Пальцы инквизитора скользили по такому знакомому телу... они его не забыли... ни черточки... отыскивали болевые точки, легко, едва-едва нажимали, порождая лишь отголосок боли, оставляющий маленький горячий фонтанчик в нервах.
— В пасмурный год вишни горчат, Антуан...
— Тем приятнее вкус... искать самые горькие ягоды... — вздох за вздохом внутри зажигался огонь. Боль была наслаждением. Тело — инструментом. Себастьян потерся щекой о плечо Паоло. Скользнул ладонями по его плечам. — Так хочется тебя забрать, но твой путь не посмею нарушить. — ладони перемесились на бока, прошлись по линии бедер. — Маленький грех, о котором никто не узнает, кроме нас двоих.
Паоло зарылся пальцами в густые волосы аббата, то сминая в кулаке, то отпуская и нежно массируя затылок. Он молчал, позволяя себя ласкать, стоял, прикрывая глаза, чуть отклоняя голову, подставляя шею под поцелуи.
Себастьян потянул ткань блио вверх. Тонкая, шелковая, она скользнула через голову, освобождая инквизитора от обетов. Теперь он был просто человеком. В дорогой рубашке, в кожаных брюках, явно сшитых на заказ умельцами. Пальцы проникли за ворот.

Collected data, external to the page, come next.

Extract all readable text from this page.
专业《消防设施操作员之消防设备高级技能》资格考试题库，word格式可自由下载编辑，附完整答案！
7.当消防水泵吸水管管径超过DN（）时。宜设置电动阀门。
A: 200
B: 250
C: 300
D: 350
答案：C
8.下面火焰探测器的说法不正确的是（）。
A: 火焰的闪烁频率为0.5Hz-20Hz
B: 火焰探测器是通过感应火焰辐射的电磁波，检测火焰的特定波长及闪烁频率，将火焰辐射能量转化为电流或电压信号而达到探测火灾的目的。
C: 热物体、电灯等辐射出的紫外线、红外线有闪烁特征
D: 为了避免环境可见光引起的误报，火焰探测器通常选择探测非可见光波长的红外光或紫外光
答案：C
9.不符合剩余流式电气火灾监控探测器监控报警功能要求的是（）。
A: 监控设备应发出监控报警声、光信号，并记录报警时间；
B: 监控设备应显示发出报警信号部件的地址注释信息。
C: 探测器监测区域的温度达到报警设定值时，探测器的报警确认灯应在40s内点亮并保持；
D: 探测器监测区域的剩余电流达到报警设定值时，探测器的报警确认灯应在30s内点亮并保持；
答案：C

Горячий, настоящий... Здесь... Мужчина скользнул вниз на колени, оглаживая и лаская, играючи коснулся естества, пробежал по коленным чашечкам к икрам.
Паоло шумно выдохнул, ладони легли на плечи аббата, сжали сильно, на мгновение нажимая ногтями под ключицы, а потом стали нежно гладить по шее, по линии подбородка, нашли губы, лаской прошлись по ним, а потом смяли, заставляя открыть рот.
Пальцы проникли в рот, прошлись по зубам, коснулись языка. Себастьян знал этот жест. Хозяйский, требующий беспрекословного подчинения. Он говорил о том, что страсть уже поднимается из глубин сознания и проникает отравой в кровь. Руки дрожа нашли пуговицы на штанах, и вскоре коснулись естества, обволокли... Мучительное желание и боль. На грани, по лезвию — в безумие.
— Да, ты все еще можешь быть послушным мальчиком... хотя бы в этом, — прошептал инквизитор, освобождая его рот для более полезного занятия. Пальцы скользнули под челюсть, нащупали бешено бьющуюся жилку, с наслаждением ощущая пульсацию чужого сердца, чужой жизни.
Аббат любил эту сладко-пряную истому. Это скольжение по естеству, это безумие, это сбившееся дыхание. Ладонь горячим желанием обхватила член в свою власть, губы прикоснулись к запретному. Инквизитор? Нет, грех радости. Безумство ереси. Свободное парение к пропасти ада. Вобрать в рот, принести бурю в голову опасного гостя и сойти с ума самому.